C’est une tradition aussi immuable que les saisons : chaque année, lors de la CitizenCon, le grand manitou de Cloud Imperium Games, Chris Roberts, nous gratifie d’une déclaration dont il a le secret. Des promesses de technologies révolutionnaires, des ambitions démesurées et, bien sûr, l’assurance que le développement de ses deux arlésiennes, Star Citizen et Squadron 42, avance à grands pas. Cette année, le plat de résistance fut particulièrement savoureux : le créateur a tout simplement comparé son bébé, Squadron 42, au titan le plus attendu de la décennie, un certain Grand Theft Auto 6. Rien que ça.
« On veut que ce soit aussi gros que GTA 6 »

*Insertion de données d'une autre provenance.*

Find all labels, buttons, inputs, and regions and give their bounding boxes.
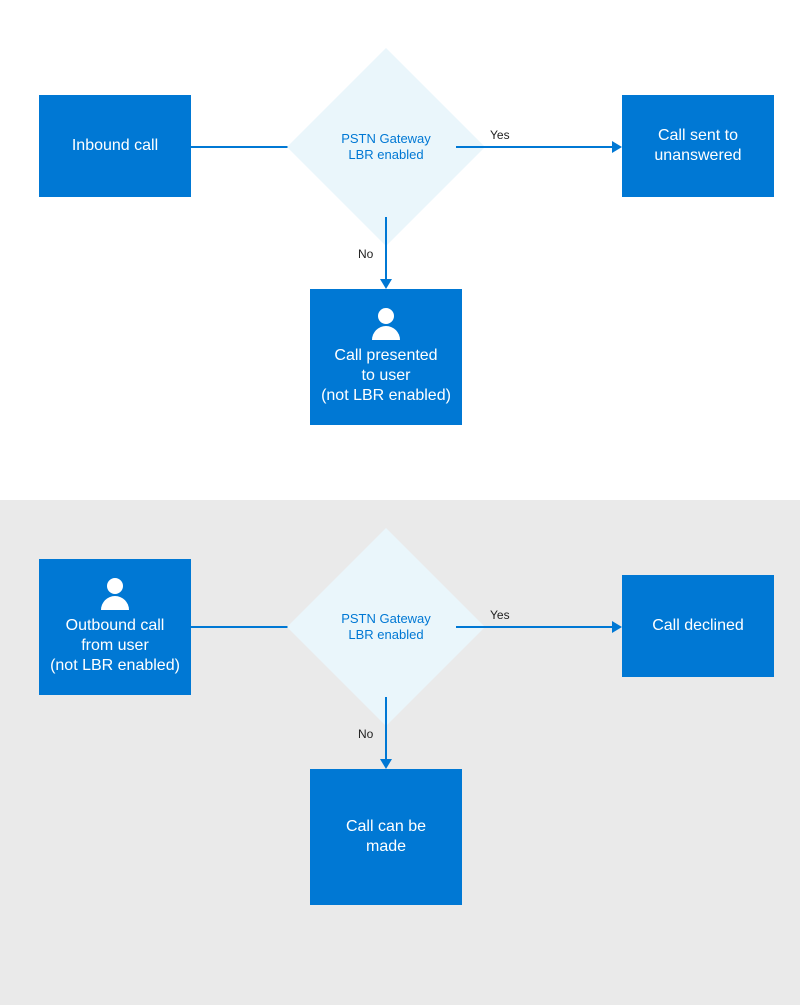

La phrase est lâchée, presque désinvolte, mais elle pèse des téraoctets d’attentes et de scepticisme. Chris Roberts, du haut de sa montagne de financement participatif qui défie les lois de la gravité financière (plus de 700 millions de dollars, rappelons-le), ne se contente plus de vouloir livrer le meilleur jeu de combat spatial de tous les temps. Non, désormais, l’objectif est de jouer dans la cour des grands, des très grands. Il vise « un jeu qui a le même impact » que le mastodonte de Rockstar Games.
Sur le papier, l’ambition est louable. Qui ne voudrait pas d’une campagne solo aussi dense, narrativement riche et techniquement bluffante que ce que l’on imagine pour GTA 6 ? Le casting hollywoodien de Squadron 42 (Mark Hamill, Gillian Anderson, Gary Oldman…) est d’ailleurs là pour nous le rappeler : le projet se veut être une superproduction. Mais la comparaison s’arrête brutalement là où la réalité reprend ses droits.
Le calendrier, ce concept si relatif
Car voyez-vous, il y a un « détail » qui sépare ces deux titans en devenir. L’un, GTA 6, a une fenêtre de sortie. Certes, elle semble encore lointaine (26 mai 206), mais elle existe. Elle est là, tangible, presque rassurante. Elle nous dit que chez Rockstar, malgré les secrets et les attentes, on finit par livrer la marchandise.
L’autre, Squadron 42, navigue depuis plus d’une décennie dans une nébuleuse temporelle. Annoncé au début des années 2010, le jeu devait initialement sortir en… 2014. Puis 2016. Puis « bientôt ». Aujourd’hui, on nous assure qu’il est « terminé au niveau du contenu » et qu’il est entré dans une longue phase de « polissage ». Une phase qui, connaissant le perfectionnisme (doux euphémisme) de Chris Roberts, pourrait durer aussi longtemps que la carrière de Mark Hamill elle-même.
Comparer l’ambition de Squadron 42 à GTA 6 est donc un exercice de style périlleux. C’est un peu comme si un artisan qui fabrique une magnifique voiture à la main depuis douze ans dans son garage déclarait vouloir concurrencer la prochaine Tesla… sans savoir s’il aura un jour fini d’installer les essuie-glaces.
Le rêve contre la réalité
En attendant que les équipes de CIG finissent de polir chaque recoin de chaque astéroïde, les joueurs de GTA, eux, savent qu’ils retourneront à Vice City l’année prochaine. Ils peuvent compter les jours, spéculer sur le contenu, s’énerver des futurs reports inévitables. Ils sont dans l’attente. Les backers de Squadron 42, eux, sont dans l’espérance. Une forme de foi quasi religieuse qui veut que, peut-être, un jour, leurs petits-enfants pourront enfin voir le fruit de leur patience et de leur investissement.
Alors oui, Chris, on veut bien te croire. On veut rêver avec toi d’un jeu qui redéfinira son genre. Mais en attendant, permets-nous de rester sarcastiques. Car pour l’instant, la seule chose que Squadron 42 a en commun avec GTA 6, c’est son statut de fantasme. Sauf que l’un d’eux a déjà pris son billet pour la réalité. Pour l’autre, on attend toujours la confirmation de la mise à feu.